Saturday, March 21, 2015

VFF ’15: What’s the Time in Your World

The question is not why someone decided to leave Iran, but rather why on earth would they ever come back. It seems especially strange for a woman like Goli to leave the still comparative safety of Paris, but she has indeed returned. She experiences a bittersweet homecoming, with the emphasis on the bitter in Safi Yazdanian What’s the Time in Your World (trailer here), which screens during the 2015 Vilnius Film Festival. As our Baltic friends and allies cast a wary eye at their belligerent imperialist neighbors to the east, we salute their commitment to freedom and the arts, the latter most definitely reflected by this year’s “Kino Pavasaris.”

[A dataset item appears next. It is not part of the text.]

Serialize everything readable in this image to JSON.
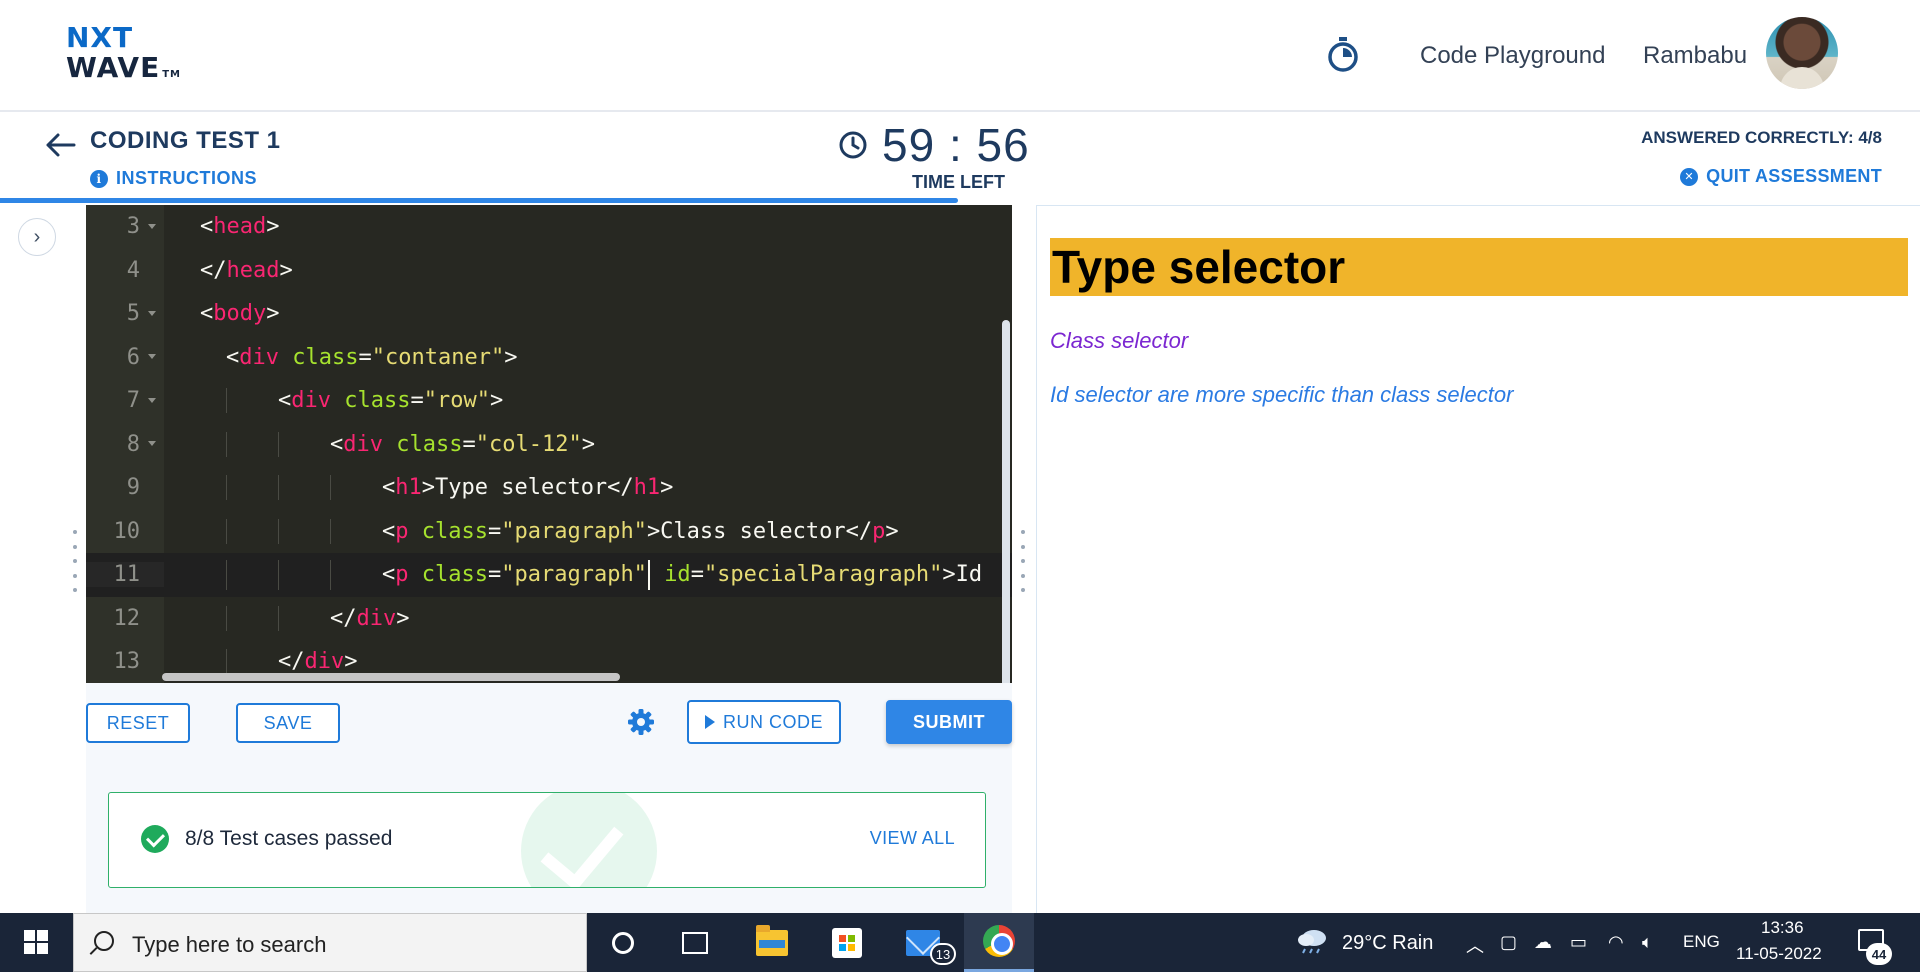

Considering Goli did not make the journey home for her mother’s funeral, many are quite surprised to see her now. It seems to have been a rather impulsively decision, but Yazdanian will slowly explain it through his examination of the expatriate psyche—at least to an extent. While her aunt is happy to see her, nobody is more pleased by the end of her exile than Farhad, the local framer. However, Goli is quite perplexed to receive so much attention from a man she does not remember.

It turns out, she and Farhad distantly traveled in the same extended social circles during her student days, but she obviously made a far greater impression on him than he did with her. Nevertheless, he stepped up considerably while she was in Paris, befriending her aunt and late mother. Given his vouched for status as a friend of the family, Farhad is now determined to woo Goli, but she remains confused and ambivalent about him.

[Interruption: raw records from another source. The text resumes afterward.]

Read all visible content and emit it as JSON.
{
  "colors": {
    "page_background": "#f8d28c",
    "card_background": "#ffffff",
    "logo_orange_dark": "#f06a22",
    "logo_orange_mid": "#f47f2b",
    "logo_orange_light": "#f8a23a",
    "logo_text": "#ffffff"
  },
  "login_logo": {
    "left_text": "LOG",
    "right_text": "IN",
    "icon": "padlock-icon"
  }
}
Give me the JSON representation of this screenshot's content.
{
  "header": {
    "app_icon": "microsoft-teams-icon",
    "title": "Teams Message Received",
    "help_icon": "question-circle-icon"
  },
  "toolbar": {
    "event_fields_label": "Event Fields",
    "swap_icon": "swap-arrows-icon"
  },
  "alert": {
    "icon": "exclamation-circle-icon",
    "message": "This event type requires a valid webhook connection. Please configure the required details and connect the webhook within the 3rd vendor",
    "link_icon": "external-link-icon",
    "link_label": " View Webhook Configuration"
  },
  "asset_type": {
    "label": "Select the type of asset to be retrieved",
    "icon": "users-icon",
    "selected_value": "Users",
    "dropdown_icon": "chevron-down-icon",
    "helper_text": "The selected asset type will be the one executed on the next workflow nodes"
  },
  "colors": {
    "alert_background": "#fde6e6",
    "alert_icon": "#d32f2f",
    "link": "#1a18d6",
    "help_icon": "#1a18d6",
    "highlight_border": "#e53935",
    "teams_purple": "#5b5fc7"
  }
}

Ostensibly, Time has nothing to do with politics, concentrating instead on fundamentally human issues, such as love, infatuation, and memory. Yet, there is a big conspicuous hole in the film where all of Goli and Farhad’s mutual friends should be. It becomes clear anyone with any talent and a minimal capacity for free-thinking finds a way to immigrate. There is a reason a drop-out like Farhad is the big man of the town. All the best and the brightest have left.

In many ways, Time is a tragic film, but its characters are too mature and world weary to engage in any sort of hand-wringing. Indeed, there is a lot of resignation, but that will not necessarily lead to reconnection and reconciliation. Frankly, that is why the chemistry between co-leads, Leila Hatami (A Separation) and Ali Mosaffa (The Past) is so hard to describe, yet so potent.

This is a small film, but it is acutely sensitive and arguably rather honest, in an oblique way. Clearly, Yazdanian is an actor’s director, but he also gives viewers a vivid sense of the northern coastal city of Rasht, as well as the considerable effort required to get there. Christophe Rezai’s distinctive guitar and strings score further heightens the melancholia, evoking both classic and contemporary musical forms.

It is a classy package well worth checking out. Should you head off to Vilnius to see it? Sure, if that is an option. If not, look for it as it continues to make the festival rounds. Recommended for thoughtful audiences, What's the Time in Your World screens this Monday (3/23) and Thursday (3/26) at this year’s Vilnius Film Festival. (Other notable highlights include Uncle Tony, Three Fools, and the Secret Service; Li’l Quinquin; Timbuktu; The Fool; Gyeongju; and Rocks in My Pockets.